Everything work fine for few hours and then Node-red crashes, every time I run, with this error:

27 Sep 09:16:14 - [red] Uncaught Exception:
27 Sep 09:16:14 - [error] Error: ECONNRESET: connection reset by peer, watch
at FSEvent.FSWatcher._handle.onchange (node:internal/fs/watchers:207:21)
C:\WINDOWS\system32>

Question, how can I troubleshoot or correct this error?

Thank you for the help!

How big is the file? I see that you are accessing the file on what is presumably a shared network drive (Y:)? Is that connection reliable? What device is that drive on - is that device reliable?

Also, does the connection recover? If so, I think you can work around the issue.

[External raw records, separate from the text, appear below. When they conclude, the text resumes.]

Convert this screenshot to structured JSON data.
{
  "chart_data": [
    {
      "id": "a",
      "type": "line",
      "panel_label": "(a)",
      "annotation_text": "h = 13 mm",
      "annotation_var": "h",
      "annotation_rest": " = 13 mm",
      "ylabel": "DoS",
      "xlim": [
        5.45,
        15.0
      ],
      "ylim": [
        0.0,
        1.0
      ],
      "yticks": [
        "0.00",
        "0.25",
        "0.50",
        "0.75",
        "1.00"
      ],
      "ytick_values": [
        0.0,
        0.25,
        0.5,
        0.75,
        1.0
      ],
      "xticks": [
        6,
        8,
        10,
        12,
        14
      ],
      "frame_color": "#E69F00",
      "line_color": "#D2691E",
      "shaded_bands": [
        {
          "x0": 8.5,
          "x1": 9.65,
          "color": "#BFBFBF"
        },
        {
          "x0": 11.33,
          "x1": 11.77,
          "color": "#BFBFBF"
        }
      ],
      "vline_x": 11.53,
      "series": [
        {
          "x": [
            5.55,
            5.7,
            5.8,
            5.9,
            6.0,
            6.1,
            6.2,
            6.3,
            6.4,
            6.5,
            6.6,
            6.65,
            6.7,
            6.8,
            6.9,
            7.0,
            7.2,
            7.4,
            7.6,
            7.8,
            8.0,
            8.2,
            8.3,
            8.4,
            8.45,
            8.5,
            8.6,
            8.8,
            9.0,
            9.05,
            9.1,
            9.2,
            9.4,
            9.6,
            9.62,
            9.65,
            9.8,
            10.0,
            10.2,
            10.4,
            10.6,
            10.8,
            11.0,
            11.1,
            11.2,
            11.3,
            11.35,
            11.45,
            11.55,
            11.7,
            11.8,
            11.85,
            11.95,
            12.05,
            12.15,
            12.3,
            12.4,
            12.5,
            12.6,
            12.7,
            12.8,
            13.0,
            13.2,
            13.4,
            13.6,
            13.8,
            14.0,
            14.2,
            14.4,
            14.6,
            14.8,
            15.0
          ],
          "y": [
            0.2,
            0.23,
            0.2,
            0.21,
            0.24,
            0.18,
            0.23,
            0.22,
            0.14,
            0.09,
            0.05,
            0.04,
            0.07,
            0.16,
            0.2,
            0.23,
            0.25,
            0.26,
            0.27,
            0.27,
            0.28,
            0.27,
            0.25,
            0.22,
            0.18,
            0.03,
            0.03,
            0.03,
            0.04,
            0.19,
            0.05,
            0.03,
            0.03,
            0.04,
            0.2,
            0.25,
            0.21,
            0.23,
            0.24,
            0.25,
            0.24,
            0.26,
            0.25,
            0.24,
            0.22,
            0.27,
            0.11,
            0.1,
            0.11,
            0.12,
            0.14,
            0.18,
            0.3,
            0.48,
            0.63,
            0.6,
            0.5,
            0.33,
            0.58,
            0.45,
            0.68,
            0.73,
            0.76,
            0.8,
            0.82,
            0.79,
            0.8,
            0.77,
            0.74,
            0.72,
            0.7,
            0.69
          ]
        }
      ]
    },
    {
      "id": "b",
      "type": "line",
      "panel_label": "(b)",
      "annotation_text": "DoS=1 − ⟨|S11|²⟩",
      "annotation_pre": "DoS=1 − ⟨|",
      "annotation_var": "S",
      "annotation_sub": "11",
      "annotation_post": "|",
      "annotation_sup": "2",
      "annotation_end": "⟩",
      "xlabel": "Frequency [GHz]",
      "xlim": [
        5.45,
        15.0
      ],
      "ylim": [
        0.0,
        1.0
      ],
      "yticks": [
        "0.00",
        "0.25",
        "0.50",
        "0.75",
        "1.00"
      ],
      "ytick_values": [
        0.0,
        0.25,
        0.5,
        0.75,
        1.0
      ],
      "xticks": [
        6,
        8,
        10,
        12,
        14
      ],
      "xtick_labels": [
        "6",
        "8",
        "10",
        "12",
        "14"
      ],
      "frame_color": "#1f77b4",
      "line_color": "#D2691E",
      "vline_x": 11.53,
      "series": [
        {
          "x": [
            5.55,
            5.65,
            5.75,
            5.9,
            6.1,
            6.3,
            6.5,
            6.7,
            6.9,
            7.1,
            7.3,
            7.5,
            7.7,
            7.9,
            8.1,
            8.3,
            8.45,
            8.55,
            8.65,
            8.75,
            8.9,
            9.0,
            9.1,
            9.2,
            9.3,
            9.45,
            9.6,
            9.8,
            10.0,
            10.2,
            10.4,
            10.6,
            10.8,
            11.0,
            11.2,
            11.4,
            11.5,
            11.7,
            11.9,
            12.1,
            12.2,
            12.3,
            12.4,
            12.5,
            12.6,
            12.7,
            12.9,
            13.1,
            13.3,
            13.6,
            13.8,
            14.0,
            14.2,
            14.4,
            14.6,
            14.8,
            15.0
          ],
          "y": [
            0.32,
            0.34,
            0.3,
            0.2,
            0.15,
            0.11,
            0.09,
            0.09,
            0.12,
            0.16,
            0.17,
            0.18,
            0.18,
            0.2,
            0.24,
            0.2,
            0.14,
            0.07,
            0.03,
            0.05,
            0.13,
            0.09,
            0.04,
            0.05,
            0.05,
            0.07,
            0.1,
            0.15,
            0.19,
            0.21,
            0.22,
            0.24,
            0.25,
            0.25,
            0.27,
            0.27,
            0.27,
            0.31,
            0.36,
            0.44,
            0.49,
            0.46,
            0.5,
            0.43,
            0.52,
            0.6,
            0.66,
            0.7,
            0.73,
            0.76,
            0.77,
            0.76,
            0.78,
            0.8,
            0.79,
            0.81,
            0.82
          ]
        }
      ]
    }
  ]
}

Whatever the cause (which is likely a network or device problem as @TotallyInformation suggests) it should not crash node red. Please upgrade to node-red 3.1.0 and make sure it still happens (which I expect it will) then submit an issue describing the problem at Issues · node-red/node-red · GitHub

TotallyInformation Thank you for the replay. We have 20 PCs (Windows 10) on an industrial wired network (1 GB, very reliable) with shared network drives. The "Log.txt" file is 416KB (6,561 lines of short messages). We don't have any issue at all with the computers or network, I always can see and access the shared drives. After the Node-red crashes, can restart it and everything comes back to live for few hours, then stop again.

Thank you!

Colin Thank you for the response, will try to upgrade to the 3.1.0 version and report the findings, but as you mention, I think will be the same.

Have you configured the node red service to auto-restart on crashing? That would at least ensure the system starts up again automatically.

There appears to be an outstanding bug that may be related to this:

The issue is a crash of the tail.js external library. However, the node's runtime should have a try/catch around the use of Tail:

So that is a bug anyway and should be reported to that repo.

Of course, that does not resolve the issue completely. However, it might let you use a catch node to simply trap the error and wait instead for the next change after which might work unless some kind of network error is generated.

Colin Not sure how to do that, is it a node red service configuration or the operating system?

TotallyInformation Thank you! Do you suggest to add those lines to my existing node tail node code? No sure here.. node-red/node-red-nodes/blob/master/storage/tail/28-tail.js#L20-L25

Well that would be only a temporary work around. It needs raising as a bug on that repo for someone to fix properly.

Neither do I, I don't use Windows. I expect it is a configuration setting in whatever system you have used to run node red automatically on boot.

We would need to know how Node-RED is being started on the PC. On Windows there are various ways to run things and each has their own way of auto-restart.

Might also be good to look at what kind of drive, Y: actually is. Is it a network drive or some kind of external drive or something else. It may be that is causing the accessibility blip. Not possible to know without knowing more about the architecture in use.

I'm staring up the node red service manually, no auto start at the moment, will try that once find a solution for the crashing issue.

As mentioned, the basic architecture is 1 PC with node red as server and 20 PCs with a shared drive over a wired LAN, all using Windows 10, each with a "Log.txt" file we need to read the tail. The shared drives of the 20 PCs is where the OS live (C:).

I think I might try accessing the log files from the PC's C: drive and manually copy from the network drives - just to try and eliminate another variable.